Macmillan Publishers launched a Mysticons novel series on June 19, 2018, with the first two titles being the show adaptation Quest for the Codex and the original adventure tale The Secret of the Fifth Mysticon. The second set, the novelization Prophecy of Evil and the original story The Stolen Magic were released on August 28, 2018. A third original novel, titled The Diamond Curse was released on January 8, 2019. Alongside the text versions, Macmillan also released audiobooks of their original stories narrated by members of the show's voice cast.

On August 15, 2018, Dark Horse Comics launched an ongoing series of graphic novels by Kate Leth and Megan Levens. Later, a miniseries of four chapter books, featuring one of the second generation of the four Mysticons as the central character was released. Emerald's tale is set sometime in the first season; whereas Arkayna and Zarya's are set in the second and final season, as both mention of them being long-lost fraternal twin sisters.
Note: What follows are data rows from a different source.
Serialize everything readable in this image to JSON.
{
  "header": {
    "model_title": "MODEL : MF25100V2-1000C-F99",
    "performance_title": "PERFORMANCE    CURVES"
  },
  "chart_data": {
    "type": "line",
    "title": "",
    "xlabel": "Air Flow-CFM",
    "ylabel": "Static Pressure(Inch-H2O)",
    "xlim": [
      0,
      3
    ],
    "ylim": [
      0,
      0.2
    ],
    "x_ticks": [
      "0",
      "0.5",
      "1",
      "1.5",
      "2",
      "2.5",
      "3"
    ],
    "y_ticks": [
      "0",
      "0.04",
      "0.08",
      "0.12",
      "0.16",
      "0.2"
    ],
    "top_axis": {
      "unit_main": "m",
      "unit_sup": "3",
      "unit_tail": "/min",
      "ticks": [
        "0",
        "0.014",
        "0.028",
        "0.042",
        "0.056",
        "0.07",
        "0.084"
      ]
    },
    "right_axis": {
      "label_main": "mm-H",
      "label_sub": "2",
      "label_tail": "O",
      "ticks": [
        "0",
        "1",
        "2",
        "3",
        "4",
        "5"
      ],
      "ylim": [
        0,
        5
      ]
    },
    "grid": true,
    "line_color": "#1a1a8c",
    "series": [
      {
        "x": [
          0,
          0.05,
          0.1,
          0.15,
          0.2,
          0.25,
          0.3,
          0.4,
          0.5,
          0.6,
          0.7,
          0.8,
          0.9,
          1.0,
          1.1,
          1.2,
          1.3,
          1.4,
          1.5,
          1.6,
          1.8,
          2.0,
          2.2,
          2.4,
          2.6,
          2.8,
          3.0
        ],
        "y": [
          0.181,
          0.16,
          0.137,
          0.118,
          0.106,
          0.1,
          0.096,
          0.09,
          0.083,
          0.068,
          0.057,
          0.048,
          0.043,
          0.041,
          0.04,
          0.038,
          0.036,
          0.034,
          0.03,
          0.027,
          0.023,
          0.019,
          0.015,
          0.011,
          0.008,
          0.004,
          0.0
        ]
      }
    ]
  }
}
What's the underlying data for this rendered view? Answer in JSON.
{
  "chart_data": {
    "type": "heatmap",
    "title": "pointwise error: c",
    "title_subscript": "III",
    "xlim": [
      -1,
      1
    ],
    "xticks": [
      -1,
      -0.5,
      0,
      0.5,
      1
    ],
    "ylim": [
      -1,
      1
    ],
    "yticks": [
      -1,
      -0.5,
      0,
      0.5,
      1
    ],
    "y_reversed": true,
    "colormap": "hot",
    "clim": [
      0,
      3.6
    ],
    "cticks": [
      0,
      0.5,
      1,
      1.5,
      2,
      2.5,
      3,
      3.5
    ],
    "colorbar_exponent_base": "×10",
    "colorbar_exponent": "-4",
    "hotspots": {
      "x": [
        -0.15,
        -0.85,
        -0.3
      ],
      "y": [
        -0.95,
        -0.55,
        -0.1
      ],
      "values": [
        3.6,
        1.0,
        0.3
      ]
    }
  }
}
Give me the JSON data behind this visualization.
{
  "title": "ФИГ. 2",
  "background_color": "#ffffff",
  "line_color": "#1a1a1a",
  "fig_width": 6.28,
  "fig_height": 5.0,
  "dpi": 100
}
Three books out four were released: The Secret of the Fifth Mysticon (featuring Emerald "Em", the second Mysticon Knight), The Stolen Magic (featuring Zarya, the second Mysticon Ranger), and The Diamond Curse (featuring Arkayna, the second Mysticon Dragon Mage).

==Reception==
Melissa Camacho of Common Sense Media praised the series as fun, but warned parents that there is "lots of fantasy violence" and some "dark images" which might "scare younger kids," but that it contains "magical creature companions," trainer, and dark forces that young fans of anime are drawn toward. She also stated that the series is not educational, but offers an "entertaining alternative to the many male-centered series" produced for those of this age group. In contrast, The Encyclopedia of Science Fiction contributor Steven Pearce gave a positive review, stating that the three story arcs of the series centers on a different villain, and stated that even though the series is set in a futuristic city, "noir tendencies of urban fantasy are avoided" with cultural influence of Earth still present, even as there are sci-fi elements. Pearce also pointed out that the show is "more action-orientated" than most shows which target young girls, stated that while the animation budget wasn't big, it was "used imaginatively" and says that while the story is fast-moving, it gains strength as it moved along, resulting in a "fun, exciting series."